PHP and the million array baby


Imagine you have the following array of integers:

array(1, 2, 1, 0, 0, 1, 2, 4, 3, 2, [...] );

The integers go on up to one million entries; only instead of being hardcoded they've been pre-generated and stored in a JSON formatted file (of approximately 2MB in size). The order of these integers matters, I can't randomly generate it every time because it should be consistent and always have the same values at the same indexes.

If this file is read back in PHP afterwards (e.g. using file_get_contents + json_decode) it takes from 700 to 900ms just to get the array back — "Okay" I thought, "it's probably reasonable since json_decode has to parse about 2 million characters, let's cache it". APC caches it in a entry that takes about 68MB, probably normal, zvals are large.
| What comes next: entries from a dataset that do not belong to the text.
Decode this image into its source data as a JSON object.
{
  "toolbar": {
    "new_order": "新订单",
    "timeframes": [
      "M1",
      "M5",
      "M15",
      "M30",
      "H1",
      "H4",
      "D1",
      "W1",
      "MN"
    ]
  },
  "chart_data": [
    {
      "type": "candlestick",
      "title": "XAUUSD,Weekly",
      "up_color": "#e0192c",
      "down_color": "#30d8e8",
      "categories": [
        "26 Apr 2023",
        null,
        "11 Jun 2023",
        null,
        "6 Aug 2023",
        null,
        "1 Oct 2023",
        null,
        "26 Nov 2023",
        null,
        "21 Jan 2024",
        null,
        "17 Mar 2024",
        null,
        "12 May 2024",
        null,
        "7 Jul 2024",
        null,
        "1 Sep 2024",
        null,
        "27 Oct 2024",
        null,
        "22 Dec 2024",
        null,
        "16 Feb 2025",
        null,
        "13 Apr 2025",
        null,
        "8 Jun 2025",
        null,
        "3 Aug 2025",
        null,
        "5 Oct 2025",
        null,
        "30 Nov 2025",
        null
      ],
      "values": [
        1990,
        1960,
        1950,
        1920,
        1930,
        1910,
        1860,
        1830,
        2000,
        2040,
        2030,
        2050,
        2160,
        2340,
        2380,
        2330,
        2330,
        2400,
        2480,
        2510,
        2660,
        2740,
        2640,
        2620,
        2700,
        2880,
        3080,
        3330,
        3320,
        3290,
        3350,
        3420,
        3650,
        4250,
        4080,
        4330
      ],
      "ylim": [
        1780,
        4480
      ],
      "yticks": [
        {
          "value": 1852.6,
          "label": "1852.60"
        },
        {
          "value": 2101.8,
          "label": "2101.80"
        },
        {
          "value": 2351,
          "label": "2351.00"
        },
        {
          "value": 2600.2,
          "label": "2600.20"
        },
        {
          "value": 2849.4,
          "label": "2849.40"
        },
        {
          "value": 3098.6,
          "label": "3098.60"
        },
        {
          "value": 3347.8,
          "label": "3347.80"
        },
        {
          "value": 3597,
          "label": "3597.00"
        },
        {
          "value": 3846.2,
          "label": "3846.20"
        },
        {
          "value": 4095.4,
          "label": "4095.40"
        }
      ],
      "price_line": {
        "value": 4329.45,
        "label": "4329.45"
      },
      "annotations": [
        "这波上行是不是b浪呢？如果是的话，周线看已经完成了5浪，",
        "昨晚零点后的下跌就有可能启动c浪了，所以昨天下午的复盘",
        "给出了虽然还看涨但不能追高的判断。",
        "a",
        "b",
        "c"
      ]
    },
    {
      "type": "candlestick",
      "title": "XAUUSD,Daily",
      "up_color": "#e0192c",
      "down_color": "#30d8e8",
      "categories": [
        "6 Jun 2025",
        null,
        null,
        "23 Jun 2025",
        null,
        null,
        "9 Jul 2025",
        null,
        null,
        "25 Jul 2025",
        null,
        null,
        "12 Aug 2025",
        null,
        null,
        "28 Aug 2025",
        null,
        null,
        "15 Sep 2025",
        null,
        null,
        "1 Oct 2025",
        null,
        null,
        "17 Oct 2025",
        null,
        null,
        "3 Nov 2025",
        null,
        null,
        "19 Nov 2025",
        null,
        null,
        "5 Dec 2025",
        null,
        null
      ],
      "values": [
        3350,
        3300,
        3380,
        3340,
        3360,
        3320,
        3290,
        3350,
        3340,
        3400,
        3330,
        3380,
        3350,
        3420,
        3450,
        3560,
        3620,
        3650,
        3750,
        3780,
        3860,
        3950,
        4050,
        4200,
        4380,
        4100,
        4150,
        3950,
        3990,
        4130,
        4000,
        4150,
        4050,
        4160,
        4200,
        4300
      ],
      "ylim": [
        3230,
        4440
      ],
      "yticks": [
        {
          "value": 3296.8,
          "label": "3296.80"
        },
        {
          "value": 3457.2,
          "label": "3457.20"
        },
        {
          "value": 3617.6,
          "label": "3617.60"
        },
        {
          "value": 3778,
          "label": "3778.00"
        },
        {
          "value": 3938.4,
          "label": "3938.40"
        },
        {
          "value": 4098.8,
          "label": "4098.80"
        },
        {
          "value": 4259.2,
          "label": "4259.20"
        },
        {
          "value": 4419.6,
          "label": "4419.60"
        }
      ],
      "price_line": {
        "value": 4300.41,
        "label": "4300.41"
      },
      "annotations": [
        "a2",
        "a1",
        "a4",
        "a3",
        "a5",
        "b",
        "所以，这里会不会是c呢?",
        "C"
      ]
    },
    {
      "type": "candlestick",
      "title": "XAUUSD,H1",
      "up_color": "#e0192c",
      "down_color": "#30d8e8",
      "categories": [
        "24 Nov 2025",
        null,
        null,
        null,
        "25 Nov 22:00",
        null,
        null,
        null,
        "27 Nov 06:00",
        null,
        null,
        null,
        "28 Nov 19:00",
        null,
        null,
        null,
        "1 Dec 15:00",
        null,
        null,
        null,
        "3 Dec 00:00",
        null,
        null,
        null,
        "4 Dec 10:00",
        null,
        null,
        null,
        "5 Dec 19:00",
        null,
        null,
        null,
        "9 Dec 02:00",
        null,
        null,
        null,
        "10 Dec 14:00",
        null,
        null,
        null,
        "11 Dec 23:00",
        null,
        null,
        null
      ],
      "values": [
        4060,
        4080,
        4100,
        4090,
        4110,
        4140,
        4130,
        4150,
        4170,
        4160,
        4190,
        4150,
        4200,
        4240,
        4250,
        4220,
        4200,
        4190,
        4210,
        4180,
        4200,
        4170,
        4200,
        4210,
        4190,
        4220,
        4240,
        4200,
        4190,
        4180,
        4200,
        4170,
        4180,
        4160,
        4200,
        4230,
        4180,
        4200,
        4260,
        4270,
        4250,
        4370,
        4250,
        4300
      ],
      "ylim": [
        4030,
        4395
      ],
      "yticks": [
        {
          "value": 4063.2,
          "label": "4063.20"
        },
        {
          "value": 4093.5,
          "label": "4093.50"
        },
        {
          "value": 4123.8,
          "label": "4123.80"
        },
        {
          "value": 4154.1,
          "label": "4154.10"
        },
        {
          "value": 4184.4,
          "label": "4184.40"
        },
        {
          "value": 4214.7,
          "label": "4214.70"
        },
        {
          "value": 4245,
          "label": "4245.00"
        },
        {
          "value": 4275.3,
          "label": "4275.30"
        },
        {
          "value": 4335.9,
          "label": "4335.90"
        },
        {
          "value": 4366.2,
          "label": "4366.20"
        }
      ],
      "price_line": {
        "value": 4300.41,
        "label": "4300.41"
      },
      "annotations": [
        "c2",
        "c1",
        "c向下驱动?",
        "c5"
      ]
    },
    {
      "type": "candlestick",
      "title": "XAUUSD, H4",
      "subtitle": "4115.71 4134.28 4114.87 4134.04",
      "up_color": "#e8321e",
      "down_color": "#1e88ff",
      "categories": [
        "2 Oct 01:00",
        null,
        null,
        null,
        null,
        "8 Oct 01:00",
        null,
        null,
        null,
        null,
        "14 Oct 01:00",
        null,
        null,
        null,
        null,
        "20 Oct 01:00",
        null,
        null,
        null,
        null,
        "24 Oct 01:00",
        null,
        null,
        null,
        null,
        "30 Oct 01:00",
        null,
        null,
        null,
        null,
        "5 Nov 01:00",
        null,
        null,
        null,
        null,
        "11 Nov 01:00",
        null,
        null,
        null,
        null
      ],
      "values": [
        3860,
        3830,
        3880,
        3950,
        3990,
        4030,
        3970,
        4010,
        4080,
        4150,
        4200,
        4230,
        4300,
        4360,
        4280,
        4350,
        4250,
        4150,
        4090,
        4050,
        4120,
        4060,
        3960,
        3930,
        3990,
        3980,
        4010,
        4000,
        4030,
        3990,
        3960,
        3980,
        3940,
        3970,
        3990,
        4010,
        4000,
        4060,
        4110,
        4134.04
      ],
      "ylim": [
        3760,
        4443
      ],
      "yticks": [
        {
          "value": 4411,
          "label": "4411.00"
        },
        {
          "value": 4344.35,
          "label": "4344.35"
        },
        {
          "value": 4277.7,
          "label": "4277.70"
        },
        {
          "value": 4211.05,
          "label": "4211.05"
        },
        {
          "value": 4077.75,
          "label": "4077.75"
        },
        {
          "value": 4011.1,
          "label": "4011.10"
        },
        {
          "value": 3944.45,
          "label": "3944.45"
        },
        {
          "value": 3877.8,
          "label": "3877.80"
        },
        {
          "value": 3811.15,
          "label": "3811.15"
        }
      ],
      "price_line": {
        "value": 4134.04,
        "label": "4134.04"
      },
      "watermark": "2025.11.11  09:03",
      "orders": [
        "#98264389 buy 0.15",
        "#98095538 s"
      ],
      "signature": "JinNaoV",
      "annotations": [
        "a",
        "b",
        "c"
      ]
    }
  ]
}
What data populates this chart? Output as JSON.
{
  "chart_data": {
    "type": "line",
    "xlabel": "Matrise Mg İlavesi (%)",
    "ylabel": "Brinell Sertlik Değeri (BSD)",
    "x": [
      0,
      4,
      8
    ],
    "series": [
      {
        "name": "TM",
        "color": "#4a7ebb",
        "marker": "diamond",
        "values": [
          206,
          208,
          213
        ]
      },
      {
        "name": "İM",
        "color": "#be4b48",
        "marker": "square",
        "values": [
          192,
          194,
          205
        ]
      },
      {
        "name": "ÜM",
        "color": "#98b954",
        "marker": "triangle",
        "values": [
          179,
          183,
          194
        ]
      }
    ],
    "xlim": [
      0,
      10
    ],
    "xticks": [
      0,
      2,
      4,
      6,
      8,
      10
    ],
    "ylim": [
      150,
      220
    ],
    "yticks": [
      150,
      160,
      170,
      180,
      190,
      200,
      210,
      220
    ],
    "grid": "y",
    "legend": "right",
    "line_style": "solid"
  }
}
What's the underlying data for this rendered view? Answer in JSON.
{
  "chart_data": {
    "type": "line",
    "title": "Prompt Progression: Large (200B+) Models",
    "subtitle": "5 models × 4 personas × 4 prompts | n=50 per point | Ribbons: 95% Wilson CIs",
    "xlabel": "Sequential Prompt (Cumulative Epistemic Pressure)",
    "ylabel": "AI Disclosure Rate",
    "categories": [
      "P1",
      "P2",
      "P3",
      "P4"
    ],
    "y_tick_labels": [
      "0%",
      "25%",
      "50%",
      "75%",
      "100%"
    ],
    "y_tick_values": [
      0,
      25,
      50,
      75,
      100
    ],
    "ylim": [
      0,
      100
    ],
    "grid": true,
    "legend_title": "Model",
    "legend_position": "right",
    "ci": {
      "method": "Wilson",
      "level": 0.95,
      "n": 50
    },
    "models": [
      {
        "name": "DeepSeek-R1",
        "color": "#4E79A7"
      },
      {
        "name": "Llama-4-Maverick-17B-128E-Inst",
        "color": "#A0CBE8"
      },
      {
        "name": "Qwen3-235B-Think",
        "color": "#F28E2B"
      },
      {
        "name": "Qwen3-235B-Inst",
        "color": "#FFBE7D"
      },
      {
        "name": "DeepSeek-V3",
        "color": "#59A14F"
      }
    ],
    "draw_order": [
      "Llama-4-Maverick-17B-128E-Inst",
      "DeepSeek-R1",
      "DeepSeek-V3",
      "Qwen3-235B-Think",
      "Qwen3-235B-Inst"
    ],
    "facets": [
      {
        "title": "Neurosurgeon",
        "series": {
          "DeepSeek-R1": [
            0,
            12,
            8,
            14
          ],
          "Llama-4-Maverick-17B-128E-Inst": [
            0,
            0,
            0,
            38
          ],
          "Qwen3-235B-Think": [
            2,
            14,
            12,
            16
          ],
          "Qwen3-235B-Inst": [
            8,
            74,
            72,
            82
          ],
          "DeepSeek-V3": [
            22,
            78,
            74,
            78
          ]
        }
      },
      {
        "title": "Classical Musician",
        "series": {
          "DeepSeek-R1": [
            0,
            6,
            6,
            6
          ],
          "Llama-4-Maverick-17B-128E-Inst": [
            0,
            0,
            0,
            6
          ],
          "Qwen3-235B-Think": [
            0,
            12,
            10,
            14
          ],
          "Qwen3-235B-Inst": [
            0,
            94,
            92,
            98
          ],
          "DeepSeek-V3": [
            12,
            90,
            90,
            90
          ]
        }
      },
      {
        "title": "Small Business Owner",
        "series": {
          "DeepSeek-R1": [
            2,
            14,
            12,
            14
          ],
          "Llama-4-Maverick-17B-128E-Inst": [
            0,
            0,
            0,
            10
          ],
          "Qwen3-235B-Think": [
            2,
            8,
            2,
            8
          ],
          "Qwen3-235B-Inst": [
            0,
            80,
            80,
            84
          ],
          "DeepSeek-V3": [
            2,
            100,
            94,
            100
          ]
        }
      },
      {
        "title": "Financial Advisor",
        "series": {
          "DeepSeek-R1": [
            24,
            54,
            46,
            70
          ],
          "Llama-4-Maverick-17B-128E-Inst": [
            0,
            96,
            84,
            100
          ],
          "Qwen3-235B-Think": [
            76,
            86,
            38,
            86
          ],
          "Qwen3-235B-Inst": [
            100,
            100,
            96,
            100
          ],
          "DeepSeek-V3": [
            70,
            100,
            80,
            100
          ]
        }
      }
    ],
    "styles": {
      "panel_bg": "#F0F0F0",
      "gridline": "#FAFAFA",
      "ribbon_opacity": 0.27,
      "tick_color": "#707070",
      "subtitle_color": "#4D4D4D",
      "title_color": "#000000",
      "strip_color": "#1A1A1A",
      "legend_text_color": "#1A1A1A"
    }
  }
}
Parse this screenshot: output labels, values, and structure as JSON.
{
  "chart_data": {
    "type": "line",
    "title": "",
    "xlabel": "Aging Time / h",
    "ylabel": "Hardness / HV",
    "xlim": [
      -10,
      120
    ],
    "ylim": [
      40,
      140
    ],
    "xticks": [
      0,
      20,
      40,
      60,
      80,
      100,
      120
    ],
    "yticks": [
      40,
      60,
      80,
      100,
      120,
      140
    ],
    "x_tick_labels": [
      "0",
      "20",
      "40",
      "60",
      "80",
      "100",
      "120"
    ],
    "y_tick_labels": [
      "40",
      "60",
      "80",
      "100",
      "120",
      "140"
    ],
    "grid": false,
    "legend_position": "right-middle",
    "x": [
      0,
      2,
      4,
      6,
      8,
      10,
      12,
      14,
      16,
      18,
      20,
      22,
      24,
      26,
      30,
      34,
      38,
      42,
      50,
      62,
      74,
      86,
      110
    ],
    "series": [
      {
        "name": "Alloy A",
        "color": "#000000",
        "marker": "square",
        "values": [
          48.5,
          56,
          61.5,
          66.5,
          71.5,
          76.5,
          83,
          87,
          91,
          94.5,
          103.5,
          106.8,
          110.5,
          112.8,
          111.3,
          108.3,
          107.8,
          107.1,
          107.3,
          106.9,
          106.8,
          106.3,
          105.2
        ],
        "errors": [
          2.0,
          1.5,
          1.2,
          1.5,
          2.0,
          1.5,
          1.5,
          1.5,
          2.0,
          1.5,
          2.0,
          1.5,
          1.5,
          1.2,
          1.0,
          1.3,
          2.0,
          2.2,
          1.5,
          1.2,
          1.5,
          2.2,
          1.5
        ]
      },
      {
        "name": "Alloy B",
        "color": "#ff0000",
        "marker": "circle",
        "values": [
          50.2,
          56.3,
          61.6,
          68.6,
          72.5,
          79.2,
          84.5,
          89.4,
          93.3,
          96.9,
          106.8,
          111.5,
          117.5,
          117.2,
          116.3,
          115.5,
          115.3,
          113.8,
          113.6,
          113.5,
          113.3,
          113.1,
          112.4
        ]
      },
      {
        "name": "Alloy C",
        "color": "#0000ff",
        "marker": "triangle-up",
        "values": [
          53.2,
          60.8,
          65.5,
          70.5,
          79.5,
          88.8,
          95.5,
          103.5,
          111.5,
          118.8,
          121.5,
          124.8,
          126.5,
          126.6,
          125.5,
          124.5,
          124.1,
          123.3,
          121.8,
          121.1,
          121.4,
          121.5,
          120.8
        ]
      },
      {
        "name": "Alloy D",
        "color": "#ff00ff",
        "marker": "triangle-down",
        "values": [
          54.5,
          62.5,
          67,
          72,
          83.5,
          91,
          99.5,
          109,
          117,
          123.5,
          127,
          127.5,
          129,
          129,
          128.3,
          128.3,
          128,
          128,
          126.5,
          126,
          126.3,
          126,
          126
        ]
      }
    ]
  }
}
Retrieving however this array back from APC also takes some good 600ms which is in my eyes still way too much.

Edit: APC does serialize/unserialize to store and retrieve content which with a million item array is a lengthy and heavy process.

So the questions:

  • Should I expect this latency if I intend to load a one million entries array, no matter the data store or the method, in PHP? As far as I understand APC stores the zval itself, so theoretically retrieving it from APC should be as fast as it can possibly get (no parsing, no conversion, no disk access)

  • Why is APC so slow for something so seemingly simple?

  • Is there any efficient way to load a one million entries array entirely in memory using PHP? assuming RAM usage is not a problem.

  • If I were to access only slices of this array based on indexes (e.g. loading the chunk from index 15 to index 76) and never actually have the entire array in memory (yes, I understand this is the sane way of doing it, but I wanted to know all the sides), what would be the most efficient data store system for the complete array? Obviously not a RDBM; I'm thinking redis, but I would be happy to hear other ideas.


Solution

  • Say the integers are all 0-15. Then you can store 2 per byte:

    <?php
    $data = '';
    for ($i = 0; $i < 500000; ++$i)
      $data .= chr(mt_rand(0, 255));
    
    echo serialize($data);
    

    To run: php ints.php > ints.ser

    Now you have a file with a 500000 byte string containing 1,000,000 random integers from 0 to 15.

    To load:

    <?php
    $data = unserialize(file_get_contents('ints.ser'));
    
    function get_data_at($data, $i)
    {
      $data = ord($data[$i >> 1]);
    
      return ($i & 1) ? $data & 0xf : $data >> 4;
    }
    
    for ($i = 0; $i < 1000; ++$i)
      echo get_data_at($data, $i), "\n";
    

    The loading time on my machine is about .002 seconds.

    Of course this might not be directly applicable to your situation, but it will be much faster than a bloated PHP array of a million entries. Quite frankly, having an array that large in PHP is never the proper solution.

    I'm not saying this is the proper solution either, but it definitely is workable if it fits your parameters.

    Note that if your array had integers in the 0-255 range, you could get rid of the packing and just access the data as ord($data[$i]). In that case, your string would be 1M bytes long.

    Finally, according to the documentation of file_get_contents(), php will memory map the file. If so, your best performance would be to dump raw bytes to a file, and use it like:

    $ints = file_get_contents('ints.raw');
    echo ord($ints[25]);
    

    This assumes that ints.raw is exactly one million bytes long.